Government Pays $8.7 Million in Cra Class Action Lawsuit
Canada will pay $8.7 million in the cra class action lawsuit over a 2020 breach that hit CRA accounts. The settlement covers more than 48,000 Canadians whose personal and financial information was compromised, including social insurance numbers, home addresses and bank details. The court approved the deal on Tuesday after it was reached last December.
Todd Sweet and the breach
Todd Sweet of Clinton, B.C., started the case after he found on July 2, 2020 that his CRA account had been hacked. He received emails saying changes had been made to his account, then found his direct deposit information had been altered and CERB applications had been filed in his name.
Sweet said the government "breached class members’ privacy by not properly safeguarding confidential personal and financial information" and that "inadequate safeguards allowed bad actors to access the online accounts of Canadians". Those claims turned the case from a single account intrusion into a broader challenge over how federal systems handled identity data.
Fraudulent benefits applications
Between June and August 2020, hackers targeted federal government accounts and used stolen information to apply for financial benefits in victims' names. The benefits included the Canadian Emergency Relief Benefit and the Canadian Emergency Student Benefit. Direct deposit changes and benefit applications gave the breach a practical cost beyond the initial account access.
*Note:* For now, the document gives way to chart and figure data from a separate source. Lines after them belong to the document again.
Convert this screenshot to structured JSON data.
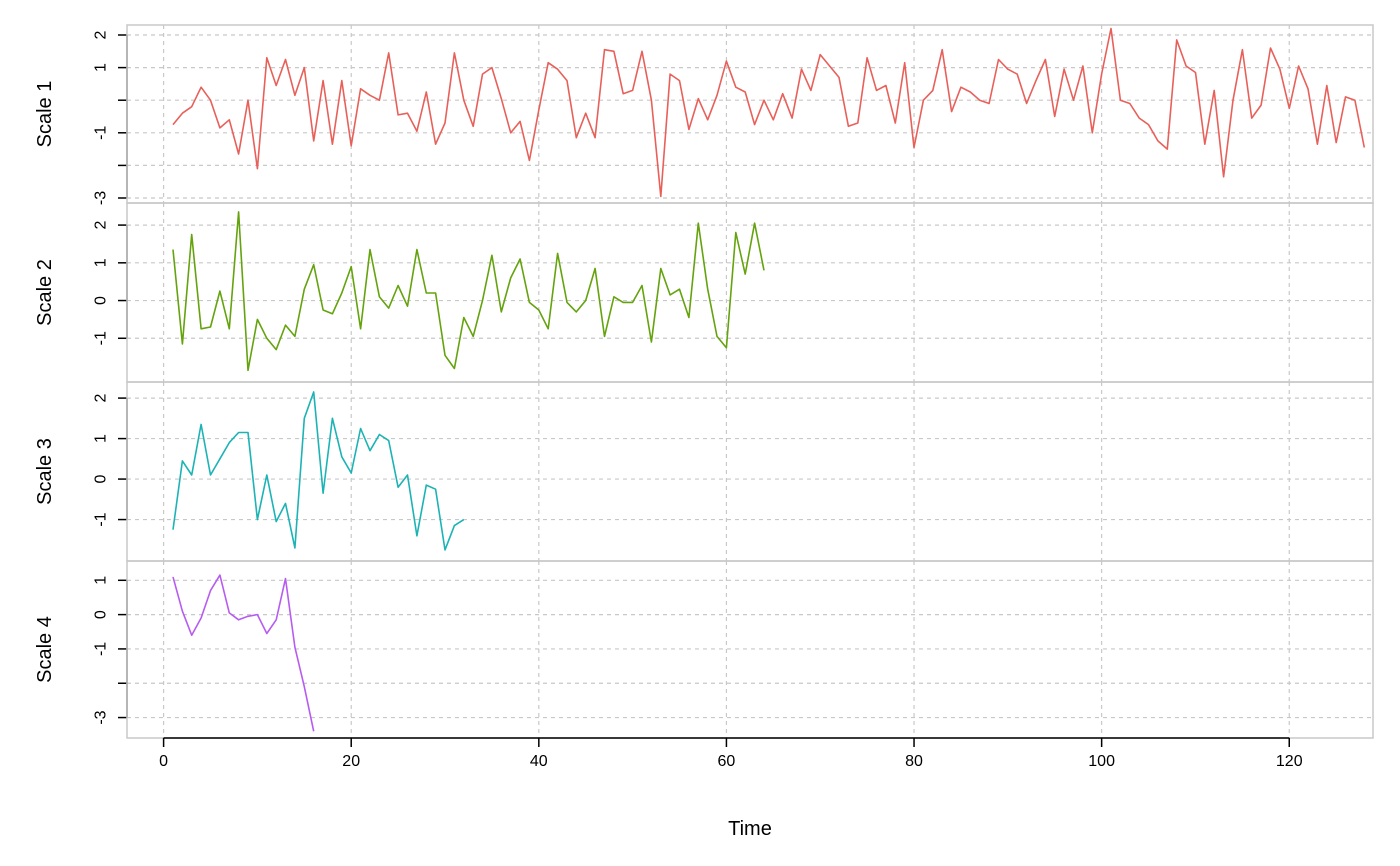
{
  "chart_data": {
    "type": "line",
    "xlabel": "Time",
    "xlim": [
      0,
      128
    ],
    "xticks": [
      0,
      20,
      40,
      60,
      80,
      100,
      120
    ],
    "grid": true,
    "panels": [
      {
        "ylabel": "Scale 1",
        "color": "#E8605A",
        "ylim": [
          -3,
          2
        ],
        "yticks": [
          2,
          1,
          0,
          -1,
          -2,
          -3
        ],
        "ytick_labels": [
          "2",
          "1",
          "",
          "-1",
          "",
          "-3"
        ],
        "x_start": 1,
        "values": [
          -0.75,
          -0.4,
          -0.2,
          0.4,
          0,
          -0.85,
          -0.6,
          -1.65,
          0,
          -2.1,
          1.3,
          0.45,
          1.25,
          0.15,
          1,
          -1.25,
          0.6,
          -1.35,
          0.6,
          -1.4,
          0.35,
          0.15,
          0,
          1.45,
          -0.45,
          -0.4,
          -0.95,
          0.25,
          -1.35,
          -0.7,
          1.45,
          0,
          -0.8,
          0.8,
          1,
          0.05,
          -1,
          -0.65,
          -1.85,
          -0.3,
          1.15,
          0.95,
          0.6,
          -1.15,
          -0.4,
          -1.15,
          1.55,
          1.5,
          0.2,
          0.3,
          1.5,
          0,
          -2.95,
          0.8,
          0.6,
          -0.9,
          0.05,
          -0.6,
          0.15,
          1.2,
          0.4,
          0.25,
          -0.75,
          0,
          -0.6,
          0.2,
          -0.55,
          0.95,
          0.3,
          1.4,
          1.05,
          0.7,
          -0.8,
          -0.7,
          1.3,
          0.3,
          0.45,
          -0.7,
          1.15,
          -1.45,
          0,
          0.3,
          1.55,
          -0.35,
          0.4,
          0.25,
          0,
          -0.1,
          1.25,
          0.95,
          0.8,
          -0.1,
          0.6,
          1.25,
          -0.5,
          0.95,
          0,
          1.05,
          -1,
          0.8,
          2.2,
          0,
          -0.1,
          -0.55,
          -0.75,
          -1.25,
          -1.5,
          1.85,
          1.05,
          0.85,
          -1.35,
          0.3,
          -2.35,
          0,
          1.55,
          -0.55,
          -0.15,
          1.6,
          0.95,
          -0.25,
          1.05,
          0.35,
          -1.35,
          0.45,
          -1.3,
          0.1,
          0,
          -1.45
        ]
      },
      {
        "ylabel": "Scale 2",
        "color": "#64A30D",
        "ylim": [
          -2,
          2.4
        ],
        "yticks": [
          2,
          1,
          0,
          -1
        ],
        "ytick_labels": [
          "2",
          "1",
          "0",
          "-1"
        ],
        "x_start": 1,
        "values": [
          1.35,
          -1.15,
          1.75,
          -0.75,
          -0.7,
          0.25,
          -0.75,
          2.35,
          -1.85,
          -0.5,
          -1,
          -1.3,
          -0.65,
          -0.95,
          0.3,
          0.95,
          -0.25,
          -0.35,
          0.2,
          0.9,
          -0.75,
          1.35,
          0.1,
          -0.2,
          0.4,
          -0.15,
          1.35,
          0.2,
          0.2,
          -1.45,
          -1.8,
          -0.45,
          -0.95,
          0,
          1.2,
          -0.3,
          0.6,
          1.1,
          -0.05,
          -0.25,
          -0.75,
          1.25,
          -0.05,
          -0.3,
          0,
          0.85,
          -0.95,
          0.1,
          -0.05,
          -0.05,
          0.4,
          -1.1,
          0.85,
          0.15,
          0.3,
          -0.45,
          2.05,
          0.3,
          -0.95,
          -1.25,
          1.8,
          0.7,
          2.05,
          0.8
        ]
      },
      {
        "ylabel": "Scale 3",
        "color": "#1CB3B5",
        "ylim": [
          -1.9,
          2.2
        ],
        "yticks": [
          2,
          1,
          0,
          -1
        ],
        "ytick_labels": [
          "2",
          "1",
          "0",
          "-1"
        ],
        "x_start": 1,
        "values": [
          -1.25,
          0.45,
          0.1,
          1.35,
          0.1,
          0.5,
          0.9,
          1.15,
          1.15,
          -1,
          0.1,
          -1.05,
          -0.6,
          -1.7,
          1.5,
          2.15,
          -0.35,
          1.5,
          0.55,
          0.15,
          1.25,
          0.7,
          1.1,
          0.95,
          -0.2,
          0.1,
          -1.4,
          -0.15,
          -0.25,
          -1.75,
          -1.15,
          -1
        ]
      },
      {
        "ylabel": "Scale 4",
        "color": "#B75CF0",
        "ylim": [
          -3.45,
          1.3
        ],
        "yticks": [
          1,
          0,
          -1,
          -2,
          -3
        ],
        "ytick_labels": [
          "1",
          "0",
          "-1",
          "",
          "-3"
        ],
        "x_start": 1,
        "values": [
          1.1,
          0.1,
          -0.6,
          -0.1,
          0.7,
          1.15,
          0.05,
          -0.15,
          -0.05,
          0,
          -0.55,
          -0.15,
          1.05,
          -0.95,
          -2.1,
          -3.4
        ]
      }
    ]
  }
}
More than 48,000 Canadians had their personal and financial information compromised in the incident. For anyone included in that group, the settlement is the latest development tied to a breach that exposed tax and banking details inside CRA-linked accounts, after unauthorized activity was discovered by users and pushed the dispute into class-action court.
Settlement approval on Tuesday
$8.7 million now stands as the government payment tied to the lawsuit, and the court approval on Tuesday turns last December's deal into an approved settlement. The case leaves one clear operational takeaway for affected Canadians: the breach was not limited to account access alone, but included direct deposit changes and benefit claims made in victims' names.